By Mary Loftis —
Mary Rajaniemi is leaving Dublin, her home for 76 years, to move to High Point, North Carolina, in June. She is packing up her cozy red Cape on Lower Jaffrey Road, which she and her husband Albert bought and renovated when they married in 1936. Typically, she is orchestrating this transition in her own forthright and organized manner, dispersing family heirlooms and deciding what to take to her new home near her daughter Pat.
Recently I visited Mary in her charming sitting room. Next to her easy chair was a book of crossword puzzles. She told me that as a young woman she made the deliberate decision to “stand on her own two feet” and to be a lifelong learner. It’s clear that she has kept this resolve into her 90s: she’s sharp-witted and engaged with the world and, until a broken bone slowed her down a bit last winter, spent a lot of time walking “on her own two feet”!
Mary met Albert at the Emerald Restaurant in the center of town and married him less than a year later. She told me that she “was blessed” to find such a wonderful human being. Albert, she said, never lost his temper – although she says she did! They raised four children (Pat, Kiki, Lee and Paul) in the red Cape.
Albert served in World War II, leaving Mary in Dublin with two babies, and worked at the Woolen Mill in Harrisville when he returned. Later he spent more than 20 years as the beloved custodian at the Dublin Consolidated School. Mary recalled that on snowy days he would hang up the kids’ mittens in the boiler room and shovel off the teachers’ cars. Albert also served as a long-time Sunday School teacher at the Dublin Community Church and was part of a “dream team” of Selectmen, which also included Ned Whitney and Jim Cuddihee. In addition to community involvement, Albert was a skilled woodworker, and his handiwork is evident throughout their house. Mary and Albert celebrated their 70th wedding anniversary before his death six years ago.

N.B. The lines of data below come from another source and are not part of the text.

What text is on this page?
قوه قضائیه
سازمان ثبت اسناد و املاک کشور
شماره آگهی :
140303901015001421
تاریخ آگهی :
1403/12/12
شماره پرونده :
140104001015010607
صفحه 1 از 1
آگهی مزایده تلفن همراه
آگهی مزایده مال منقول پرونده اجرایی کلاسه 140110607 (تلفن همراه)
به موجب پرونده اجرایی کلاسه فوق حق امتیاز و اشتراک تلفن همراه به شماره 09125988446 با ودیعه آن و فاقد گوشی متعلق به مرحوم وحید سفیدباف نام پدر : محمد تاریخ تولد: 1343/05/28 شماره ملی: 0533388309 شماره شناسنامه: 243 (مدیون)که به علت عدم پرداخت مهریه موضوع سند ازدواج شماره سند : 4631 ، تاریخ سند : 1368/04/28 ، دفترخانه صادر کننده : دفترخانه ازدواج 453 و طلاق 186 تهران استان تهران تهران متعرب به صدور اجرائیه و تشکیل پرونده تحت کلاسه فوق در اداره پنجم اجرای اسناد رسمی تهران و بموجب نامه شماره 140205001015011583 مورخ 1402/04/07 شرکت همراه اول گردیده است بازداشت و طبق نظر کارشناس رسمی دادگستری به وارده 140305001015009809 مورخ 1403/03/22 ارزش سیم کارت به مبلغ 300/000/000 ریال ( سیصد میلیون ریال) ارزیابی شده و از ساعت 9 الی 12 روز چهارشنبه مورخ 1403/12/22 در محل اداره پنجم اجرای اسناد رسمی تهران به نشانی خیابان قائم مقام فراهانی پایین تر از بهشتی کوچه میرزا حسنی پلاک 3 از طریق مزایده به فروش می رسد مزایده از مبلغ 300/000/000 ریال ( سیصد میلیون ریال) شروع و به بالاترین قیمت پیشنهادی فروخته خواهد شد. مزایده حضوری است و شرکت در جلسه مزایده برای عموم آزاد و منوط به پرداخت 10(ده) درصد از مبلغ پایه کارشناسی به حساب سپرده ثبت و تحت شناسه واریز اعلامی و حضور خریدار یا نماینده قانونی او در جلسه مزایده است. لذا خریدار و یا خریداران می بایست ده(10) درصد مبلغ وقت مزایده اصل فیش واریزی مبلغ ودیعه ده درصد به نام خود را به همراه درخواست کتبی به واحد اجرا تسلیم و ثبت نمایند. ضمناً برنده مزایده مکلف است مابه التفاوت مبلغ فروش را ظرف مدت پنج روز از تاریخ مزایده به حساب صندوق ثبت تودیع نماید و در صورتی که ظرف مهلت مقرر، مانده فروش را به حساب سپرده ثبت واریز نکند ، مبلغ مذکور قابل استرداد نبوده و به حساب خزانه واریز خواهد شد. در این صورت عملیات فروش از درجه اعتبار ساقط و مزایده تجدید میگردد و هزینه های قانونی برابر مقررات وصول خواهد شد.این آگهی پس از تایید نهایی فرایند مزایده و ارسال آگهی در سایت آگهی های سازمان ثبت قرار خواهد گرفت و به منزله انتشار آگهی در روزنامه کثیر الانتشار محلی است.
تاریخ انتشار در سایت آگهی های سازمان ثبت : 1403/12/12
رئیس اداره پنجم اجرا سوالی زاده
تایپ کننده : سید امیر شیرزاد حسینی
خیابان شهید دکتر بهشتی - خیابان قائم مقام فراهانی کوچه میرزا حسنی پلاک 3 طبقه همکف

Mary’s life has been rich and happy with her family – and also with her friends. She told me that beginning in the ‘50s she and Beanie Wenigmann walked a measured four-mile route almost every day, talking all the while. “We walked around the world!” she said. She also reminisced about Millie Whitney, who “traded” her a pair of antique beds for three-quarters of a book of Green Stamps. Mary said, “I actually gave her a full book.” In addition, there have been lifelong friends from the church, which she has attended since 1937 when Ben Andrews was the minister.
I asked Mary what she will miss most about Dublin. Without hesitating, she said, “My friends, my church, the lake, the mountain — and my swamp.” Her home is adjacent to Mud Pond, which she prizes as a protected wildlife area.
Mary says that she refuses to become “maudlin” about the move because it would make it too hard for everyone else. And she’s looking ahead to her new year-round home and to finding a new church. This packing-up process has clearly been an opportunity to “take stock,” which Mary approaches with the spirit of gratitude.
Although she professes that she has been “lucky,” it’s clear to me that Mary Rajaniemi is someone who has created her own good luck.
Mary Loftis is on the staff of the Advocate.